Non-Ideal Stoichiometry and Thermochemistry of Aqueous Iridium Oxide Nanoparticles in Proton-Coupled Electron Transfer and Oxygen-Atom Transfer

Abstract

Reported here are reactions of aqueous colloidal IrOx nanoparticles (NPs) with proton-coupled electron transfer (PCET) and oxygen-atom transfer (OAT) organic reagents, determining the reaction stoichiometries and thermochemistry. IrOx have attracted much attention for their high electrocatalytic activity, but understanding of their fundamental reaction chemistry is limited. This IrOx NP model system is simple, with UV-vis titrations demonstrating reversible interconversion between predominantly IrIV and predominantly IrIII NPs. This simplicity allows studies that reveal their complex non-idealities. The NP redox chemistry has a “super-Nernstian” stoichiometry of ~1.3 H+ per 1 e- transferred during both PCET and OAT reactions, as measured with electrochemistry and chemical methods. Spectro-electrochemistry revealed a broad distribution of surface IrOx-H bond dissociation free energies (BDFE), becoming weaker as more H is added. Such variation in binding strengths—a non-ideal binding isotherm–is common for surface adsorbates.
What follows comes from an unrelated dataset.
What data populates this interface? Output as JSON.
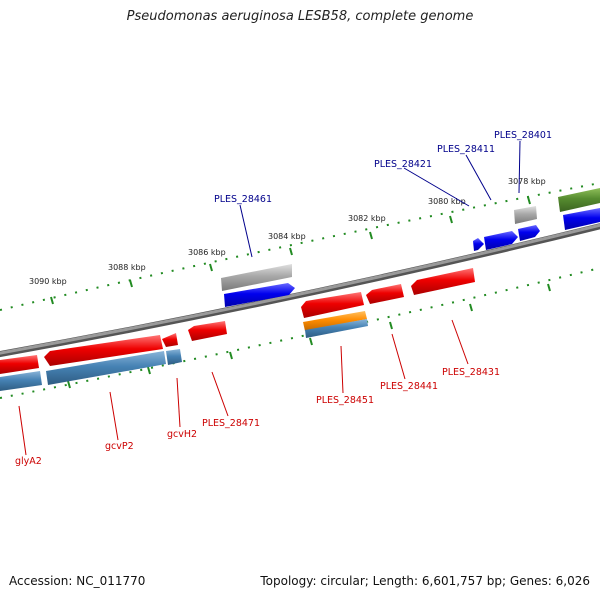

For IrOx, the variation of BDFE(IrO–H)s is fit well to a Frumkin isotherm with a width of 6.5 kcal mol-1. For OAT from the reactive oxygen atoms of IrOx NPs, bracketing experiments gave 93 ± 24 kcal mol-1 for the average BDFE(OxIr–O), with a predicted spread much larger than that for the BDFE(IrO–H). Taken together, the results show the importance of non-ideal stoichiometry and thermochemistry for IrOx NPs, and they open a path to more complete models to understand catalytic redox reactions at such surfaces.